Die Herner Gewerkschaften und die sozialen Bewegungen unserer Stadt erinnern alljährlich an den Generalstreik gegen den Kapp-Putsch, der im Frühjahr 1920 zur März­revolution anschwoll und im Ruhrgebiet an die 1000 Opfer forderte. Unter den Opfern des bis heute ungesühnten Massenmords einer rechts­gerichteten Reichswehr, Sicherheits­polizei und entmenschten Freikorps­einheiten befanden sich auch zahlreiche Herner Arbeiter und Gewerk­schafter. Darunter vier namentlich bekannte, junge Arbeiter aus unserer Stadt, die auf dem Herner Südfriedhof beigesetzt wurden.
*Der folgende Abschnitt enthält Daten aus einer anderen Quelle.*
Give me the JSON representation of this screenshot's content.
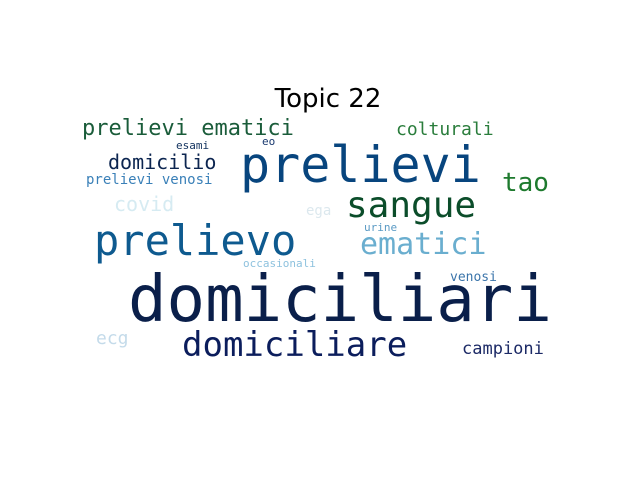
{
  "title": "Topic 22",
  "words": [
    {
      "text": "domiciliari",
      "color": "#0a1f4a"
    },
    {
      "text": "prelievi",
      "color": "#08457e"
    },
    {
      "text": "prelievo",
      "color": "#0e5a8f"
    },
    {
      "text": "sangue",
      "color": "#0b4d2a"
    },
    {
      "text": "domiciliare",
      "color": "#0b1d5c"
    },
    {
      "text": "ematici",
      "color": "#6aaecf"
    },
    {
      "text": "prelievi ematici",
      "color": "#1a5c3a"
    },
    {
      "text": "tao",
      "color": "#1e7a2e"
    },
    {
      "text": "domicilio",
      "color": "#0c2550"
    },
    {
      "text": "colturali",
      "color": "#2a7d3c"
    },
    {
      "text": "covid",
      "color": "#d6ebf2"
    },
    {
      "text": "prelievi venosi",
      "color": "#3a80b8"
    },
    {
      "text": "campioni",
      "color": "#1c2a66"
    },
    {
      "text": "ecg",
      "color": "#c4dbea"
    },
    {
      "text": "venosi",
      "color": "#3a74aa"
    },
    {
      "text": "esami",
      "color": "#12325e"
    },
    {
      "text": "eo",
      "color": "#1a3a70"
    },
    {
      "text": "ega",
      "color": "#dce8ee"
    },
    {
      "text": "urine",
      "color": "#5a9ac4"
    },
    {
      "text": "occasionali",
      "color": "#8ec2de"
    }
  ]
}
Es handelt sich um …

Gustav Sotter (19 Jahre) • Gustav Breuning (19 Jahre) • Rochus Steinert (35 Jahre) • Franz Winkel (Alter unbekannt)

An der Grabstelle der vier Ermordeten Gewerkschafter auf dem Wiescherfriedhof, wurde vor genau 90 Jahren, am 1. Mai 1921 von den Herner Gewerk­schaften unter großer Anteilnahme der Bevölkerung eine Mahn- und Gedenk­stätte für die Opfer der März­revolution, feierlich eingeweiht.

Nach 1933 wurde die Gedenk­stätte auf dem damaligen Ehrenfriedhof von den Faschisten ge­schliffen und die Erinnerungs­tafel entfernt. Erst 1997 wurde das Ehrenmal wieder hergerichtet.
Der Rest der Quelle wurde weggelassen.